1. Create sales reminders. Evaluate the elapsed time between my shampoo purchases and as the previous purchase time frame approaches, message shampoo content to me.

2. Monitor page views to determine content display. If 85 out of 100 pages I viewed on your automotive website are related to convertibles, do not show me any content related to trucks. Also, display dealer information relevant to my location.

3. Use referral information smartly to customize content. When I come to your financial site from a 401k review site, do not push any messaging or content at me regarding home loans—show me content related to retirement plans.

4. Use search activity for cross-selling opportunities. If I previously conducted automotive research but now have stopped, this implies I am no longer in buying mode. Therefore, offer me content that’s relevant after a vehicle purchase (floor mats, auto insurance, etc.). Conversely, don’t try to sell me something that does not fit my search criteria. Once I have selected my shoe size, stop showing me shoes that are not available in my size.

5. Connect it with individualized A/B testing. If I frequently come to a site and check on a specific product but then leave the site, play with the price.
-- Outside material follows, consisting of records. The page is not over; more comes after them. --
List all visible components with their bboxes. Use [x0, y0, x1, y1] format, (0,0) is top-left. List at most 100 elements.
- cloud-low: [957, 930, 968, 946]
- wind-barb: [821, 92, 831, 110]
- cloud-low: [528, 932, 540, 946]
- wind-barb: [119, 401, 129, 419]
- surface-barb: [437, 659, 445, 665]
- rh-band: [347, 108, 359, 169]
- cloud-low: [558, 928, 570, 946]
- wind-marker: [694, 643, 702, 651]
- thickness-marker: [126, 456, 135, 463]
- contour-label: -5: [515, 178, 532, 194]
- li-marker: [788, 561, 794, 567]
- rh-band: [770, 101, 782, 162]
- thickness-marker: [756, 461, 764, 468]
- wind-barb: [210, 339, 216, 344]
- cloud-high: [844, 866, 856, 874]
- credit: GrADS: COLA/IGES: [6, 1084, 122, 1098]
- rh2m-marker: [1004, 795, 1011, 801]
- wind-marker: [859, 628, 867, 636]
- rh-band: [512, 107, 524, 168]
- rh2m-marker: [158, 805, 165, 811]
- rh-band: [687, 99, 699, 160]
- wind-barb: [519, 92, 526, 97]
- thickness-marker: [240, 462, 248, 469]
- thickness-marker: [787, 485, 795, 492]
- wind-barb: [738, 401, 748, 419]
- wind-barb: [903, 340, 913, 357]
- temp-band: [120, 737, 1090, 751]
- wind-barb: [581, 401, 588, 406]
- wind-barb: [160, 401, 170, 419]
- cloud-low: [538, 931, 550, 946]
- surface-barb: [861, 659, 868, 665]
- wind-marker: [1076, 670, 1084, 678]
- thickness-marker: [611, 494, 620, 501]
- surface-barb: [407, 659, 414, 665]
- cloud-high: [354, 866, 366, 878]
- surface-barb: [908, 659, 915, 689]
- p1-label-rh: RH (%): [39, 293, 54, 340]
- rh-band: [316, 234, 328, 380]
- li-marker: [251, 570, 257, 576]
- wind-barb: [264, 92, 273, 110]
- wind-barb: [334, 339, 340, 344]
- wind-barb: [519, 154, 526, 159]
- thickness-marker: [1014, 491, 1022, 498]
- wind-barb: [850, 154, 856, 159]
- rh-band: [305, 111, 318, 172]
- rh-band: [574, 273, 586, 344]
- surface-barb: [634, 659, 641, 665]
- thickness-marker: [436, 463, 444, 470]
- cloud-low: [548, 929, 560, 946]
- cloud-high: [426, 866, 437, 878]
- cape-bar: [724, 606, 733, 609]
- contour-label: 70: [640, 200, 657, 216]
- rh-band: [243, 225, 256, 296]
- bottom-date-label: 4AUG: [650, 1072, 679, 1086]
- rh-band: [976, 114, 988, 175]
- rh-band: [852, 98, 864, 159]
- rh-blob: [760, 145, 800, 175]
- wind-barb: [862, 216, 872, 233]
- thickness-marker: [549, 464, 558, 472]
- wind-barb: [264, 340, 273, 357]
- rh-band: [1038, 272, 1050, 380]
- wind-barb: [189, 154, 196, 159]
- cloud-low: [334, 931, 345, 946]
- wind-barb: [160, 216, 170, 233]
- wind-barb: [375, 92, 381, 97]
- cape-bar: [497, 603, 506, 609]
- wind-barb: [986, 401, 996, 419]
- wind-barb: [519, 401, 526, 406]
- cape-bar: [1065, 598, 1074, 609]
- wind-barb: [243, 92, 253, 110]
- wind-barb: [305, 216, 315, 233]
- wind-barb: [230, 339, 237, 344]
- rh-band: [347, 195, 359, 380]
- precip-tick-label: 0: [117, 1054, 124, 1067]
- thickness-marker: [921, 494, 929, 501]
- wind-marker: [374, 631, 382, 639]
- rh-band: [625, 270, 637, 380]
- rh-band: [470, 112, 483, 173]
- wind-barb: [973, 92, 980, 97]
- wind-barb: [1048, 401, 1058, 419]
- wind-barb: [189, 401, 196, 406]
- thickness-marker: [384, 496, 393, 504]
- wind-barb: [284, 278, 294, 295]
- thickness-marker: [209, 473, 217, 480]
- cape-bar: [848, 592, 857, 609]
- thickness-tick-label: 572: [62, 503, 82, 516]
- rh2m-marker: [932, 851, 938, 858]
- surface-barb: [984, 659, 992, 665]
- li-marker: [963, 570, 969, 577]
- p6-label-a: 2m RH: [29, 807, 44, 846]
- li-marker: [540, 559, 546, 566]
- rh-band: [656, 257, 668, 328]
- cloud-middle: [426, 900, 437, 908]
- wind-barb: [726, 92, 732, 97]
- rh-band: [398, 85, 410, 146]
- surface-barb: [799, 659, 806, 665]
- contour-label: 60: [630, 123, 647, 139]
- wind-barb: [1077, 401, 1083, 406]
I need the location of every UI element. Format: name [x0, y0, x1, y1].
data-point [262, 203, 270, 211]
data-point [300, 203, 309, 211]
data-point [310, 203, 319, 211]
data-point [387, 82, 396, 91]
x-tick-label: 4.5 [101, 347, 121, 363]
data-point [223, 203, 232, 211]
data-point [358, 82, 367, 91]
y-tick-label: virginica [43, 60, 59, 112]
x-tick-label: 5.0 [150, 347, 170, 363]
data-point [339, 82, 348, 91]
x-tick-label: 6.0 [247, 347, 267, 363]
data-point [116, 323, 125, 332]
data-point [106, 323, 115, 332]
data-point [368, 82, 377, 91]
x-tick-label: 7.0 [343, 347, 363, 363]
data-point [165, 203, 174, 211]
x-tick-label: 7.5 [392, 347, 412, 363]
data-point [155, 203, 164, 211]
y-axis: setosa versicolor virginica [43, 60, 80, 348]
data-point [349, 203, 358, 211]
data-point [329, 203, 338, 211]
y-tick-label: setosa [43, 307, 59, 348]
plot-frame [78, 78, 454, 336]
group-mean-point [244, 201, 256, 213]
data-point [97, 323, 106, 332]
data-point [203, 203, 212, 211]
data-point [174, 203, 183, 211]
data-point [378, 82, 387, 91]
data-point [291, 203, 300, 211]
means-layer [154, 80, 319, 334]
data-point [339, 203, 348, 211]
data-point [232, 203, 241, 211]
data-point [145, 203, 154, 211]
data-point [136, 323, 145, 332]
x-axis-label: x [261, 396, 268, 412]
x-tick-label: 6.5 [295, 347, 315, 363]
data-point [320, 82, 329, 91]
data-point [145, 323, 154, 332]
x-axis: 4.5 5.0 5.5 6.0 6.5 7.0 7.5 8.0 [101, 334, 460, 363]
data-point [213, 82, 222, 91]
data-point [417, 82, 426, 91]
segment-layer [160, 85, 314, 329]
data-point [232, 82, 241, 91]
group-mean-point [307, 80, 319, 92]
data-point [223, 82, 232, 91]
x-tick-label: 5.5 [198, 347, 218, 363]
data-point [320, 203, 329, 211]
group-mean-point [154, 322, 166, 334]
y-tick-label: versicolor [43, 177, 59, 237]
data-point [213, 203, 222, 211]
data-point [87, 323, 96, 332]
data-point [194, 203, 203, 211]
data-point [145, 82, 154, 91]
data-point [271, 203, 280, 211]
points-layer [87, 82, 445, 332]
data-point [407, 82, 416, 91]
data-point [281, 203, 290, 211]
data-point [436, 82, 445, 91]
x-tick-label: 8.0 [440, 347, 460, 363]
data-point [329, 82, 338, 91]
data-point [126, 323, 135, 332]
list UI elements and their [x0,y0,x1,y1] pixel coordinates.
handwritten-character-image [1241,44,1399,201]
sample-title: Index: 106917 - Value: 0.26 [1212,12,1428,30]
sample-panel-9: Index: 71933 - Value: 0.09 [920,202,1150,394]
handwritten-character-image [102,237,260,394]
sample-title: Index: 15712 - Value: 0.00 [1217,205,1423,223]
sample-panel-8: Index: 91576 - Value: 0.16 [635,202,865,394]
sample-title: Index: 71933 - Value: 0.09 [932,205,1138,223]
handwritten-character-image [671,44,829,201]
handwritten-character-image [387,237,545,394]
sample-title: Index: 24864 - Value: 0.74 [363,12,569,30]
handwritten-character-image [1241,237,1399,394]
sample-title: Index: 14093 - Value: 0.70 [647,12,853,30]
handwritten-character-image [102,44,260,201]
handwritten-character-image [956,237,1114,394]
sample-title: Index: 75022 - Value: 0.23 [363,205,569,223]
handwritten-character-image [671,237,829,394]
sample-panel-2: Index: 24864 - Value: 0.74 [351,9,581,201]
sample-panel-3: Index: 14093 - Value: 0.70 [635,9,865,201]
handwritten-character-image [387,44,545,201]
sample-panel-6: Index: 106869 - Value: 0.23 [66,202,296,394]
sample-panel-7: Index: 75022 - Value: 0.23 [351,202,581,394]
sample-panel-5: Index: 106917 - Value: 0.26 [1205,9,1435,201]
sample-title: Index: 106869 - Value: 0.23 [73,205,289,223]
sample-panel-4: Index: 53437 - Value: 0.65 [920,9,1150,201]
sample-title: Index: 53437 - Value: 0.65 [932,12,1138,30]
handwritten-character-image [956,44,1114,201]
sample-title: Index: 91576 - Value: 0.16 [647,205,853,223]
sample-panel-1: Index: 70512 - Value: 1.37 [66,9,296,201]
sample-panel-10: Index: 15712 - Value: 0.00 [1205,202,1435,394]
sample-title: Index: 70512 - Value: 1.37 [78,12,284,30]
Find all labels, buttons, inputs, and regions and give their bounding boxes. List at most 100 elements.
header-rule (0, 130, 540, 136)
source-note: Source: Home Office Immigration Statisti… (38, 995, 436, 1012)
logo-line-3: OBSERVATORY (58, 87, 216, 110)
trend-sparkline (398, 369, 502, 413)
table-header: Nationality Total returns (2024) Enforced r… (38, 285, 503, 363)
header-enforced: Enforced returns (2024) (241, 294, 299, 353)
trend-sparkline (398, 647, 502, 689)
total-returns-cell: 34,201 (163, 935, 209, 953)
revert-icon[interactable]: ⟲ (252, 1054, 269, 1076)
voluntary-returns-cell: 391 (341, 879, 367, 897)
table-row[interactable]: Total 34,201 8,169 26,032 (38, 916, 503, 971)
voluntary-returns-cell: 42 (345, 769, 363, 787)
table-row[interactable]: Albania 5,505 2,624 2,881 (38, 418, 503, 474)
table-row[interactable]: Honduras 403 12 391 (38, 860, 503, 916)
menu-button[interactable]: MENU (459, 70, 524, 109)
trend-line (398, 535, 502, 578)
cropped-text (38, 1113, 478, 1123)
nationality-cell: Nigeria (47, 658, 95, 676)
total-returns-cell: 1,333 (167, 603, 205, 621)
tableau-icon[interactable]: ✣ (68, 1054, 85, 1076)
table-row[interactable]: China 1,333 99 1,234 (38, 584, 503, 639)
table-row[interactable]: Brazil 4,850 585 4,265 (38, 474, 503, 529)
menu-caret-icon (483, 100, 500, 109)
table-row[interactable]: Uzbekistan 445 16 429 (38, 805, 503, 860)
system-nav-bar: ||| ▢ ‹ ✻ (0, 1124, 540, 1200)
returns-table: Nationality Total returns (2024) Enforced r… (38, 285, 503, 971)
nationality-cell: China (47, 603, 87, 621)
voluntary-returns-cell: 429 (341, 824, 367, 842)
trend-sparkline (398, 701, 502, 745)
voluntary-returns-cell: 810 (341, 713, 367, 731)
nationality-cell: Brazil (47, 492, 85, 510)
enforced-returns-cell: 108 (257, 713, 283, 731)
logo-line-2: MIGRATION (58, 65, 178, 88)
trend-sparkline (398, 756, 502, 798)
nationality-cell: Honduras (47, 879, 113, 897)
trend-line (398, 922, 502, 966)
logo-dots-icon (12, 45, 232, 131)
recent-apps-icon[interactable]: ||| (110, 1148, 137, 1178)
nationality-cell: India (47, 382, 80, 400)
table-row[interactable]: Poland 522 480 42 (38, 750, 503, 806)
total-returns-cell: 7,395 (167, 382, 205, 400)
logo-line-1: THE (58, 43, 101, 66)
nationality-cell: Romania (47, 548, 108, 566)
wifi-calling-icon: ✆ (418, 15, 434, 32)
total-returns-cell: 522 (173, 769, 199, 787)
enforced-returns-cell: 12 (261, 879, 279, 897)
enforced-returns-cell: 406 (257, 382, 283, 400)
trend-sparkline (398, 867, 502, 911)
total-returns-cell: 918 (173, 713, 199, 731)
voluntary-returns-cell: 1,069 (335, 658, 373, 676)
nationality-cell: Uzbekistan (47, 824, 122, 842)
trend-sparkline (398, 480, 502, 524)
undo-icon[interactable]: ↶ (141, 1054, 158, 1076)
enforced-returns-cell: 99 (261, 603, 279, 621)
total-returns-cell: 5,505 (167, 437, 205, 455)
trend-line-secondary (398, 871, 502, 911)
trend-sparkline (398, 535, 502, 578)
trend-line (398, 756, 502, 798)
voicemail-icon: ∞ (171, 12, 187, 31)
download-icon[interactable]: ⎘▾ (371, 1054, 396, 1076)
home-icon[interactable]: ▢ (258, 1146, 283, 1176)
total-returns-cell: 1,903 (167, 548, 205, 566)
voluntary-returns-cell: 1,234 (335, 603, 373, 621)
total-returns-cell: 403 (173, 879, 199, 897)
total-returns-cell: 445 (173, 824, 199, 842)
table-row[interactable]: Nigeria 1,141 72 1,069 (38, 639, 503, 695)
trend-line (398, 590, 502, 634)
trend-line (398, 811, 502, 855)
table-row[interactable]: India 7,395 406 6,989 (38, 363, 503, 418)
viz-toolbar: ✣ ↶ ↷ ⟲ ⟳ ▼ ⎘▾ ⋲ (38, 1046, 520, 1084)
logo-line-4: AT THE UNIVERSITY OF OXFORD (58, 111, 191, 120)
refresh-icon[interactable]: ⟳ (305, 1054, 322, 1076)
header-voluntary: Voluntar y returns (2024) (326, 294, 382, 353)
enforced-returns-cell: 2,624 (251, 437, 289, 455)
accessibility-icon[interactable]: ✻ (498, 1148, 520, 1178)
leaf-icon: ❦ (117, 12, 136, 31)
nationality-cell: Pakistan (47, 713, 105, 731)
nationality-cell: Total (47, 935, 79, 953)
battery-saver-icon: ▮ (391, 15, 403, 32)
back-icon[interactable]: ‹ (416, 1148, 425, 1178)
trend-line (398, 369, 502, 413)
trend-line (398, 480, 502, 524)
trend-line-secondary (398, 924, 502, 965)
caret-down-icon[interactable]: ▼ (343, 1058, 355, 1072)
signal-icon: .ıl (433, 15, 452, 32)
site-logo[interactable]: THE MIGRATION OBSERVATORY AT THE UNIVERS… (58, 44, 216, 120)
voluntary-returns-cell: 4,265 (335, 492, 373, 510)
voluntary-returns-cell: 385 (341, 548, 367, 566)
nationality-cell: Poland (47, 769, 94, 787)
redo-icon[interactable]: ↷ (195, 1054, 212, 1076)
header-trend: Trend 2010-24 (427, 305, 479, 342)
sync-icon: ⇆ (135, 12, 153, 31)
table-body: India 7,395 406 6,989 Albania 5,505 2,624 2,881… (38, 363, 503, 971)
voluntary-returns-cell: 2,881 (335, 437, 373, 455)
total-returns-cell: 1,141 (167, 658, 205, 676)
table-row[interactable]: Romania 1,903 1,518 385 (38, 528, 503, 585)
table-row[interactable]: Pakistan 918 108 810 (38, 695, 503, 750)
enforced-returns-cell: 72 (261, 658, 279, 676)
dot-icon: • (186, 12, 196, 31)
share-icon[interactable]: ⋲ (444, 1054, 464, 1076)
Reduce it by 5 percent for me only, and see if that changes my actions on the next visit. If it does, consider evaluating your pricing.

All of this consumer behavior data can be used to group people into custom audiences to expand into broader testing. You can serve each audience profile different prices or messaging to see what works for specific audiences. Based on the results, you can then apply them to the entire audience.

Just as my hotel does so well, brands can become more helpful to their audiences through the insights provided by consumer behavior on their websites. As more and more businesses move into the direct-to-consumer space, they will need to improve their digital hospitality by predicting what consumers want based on what they already do online.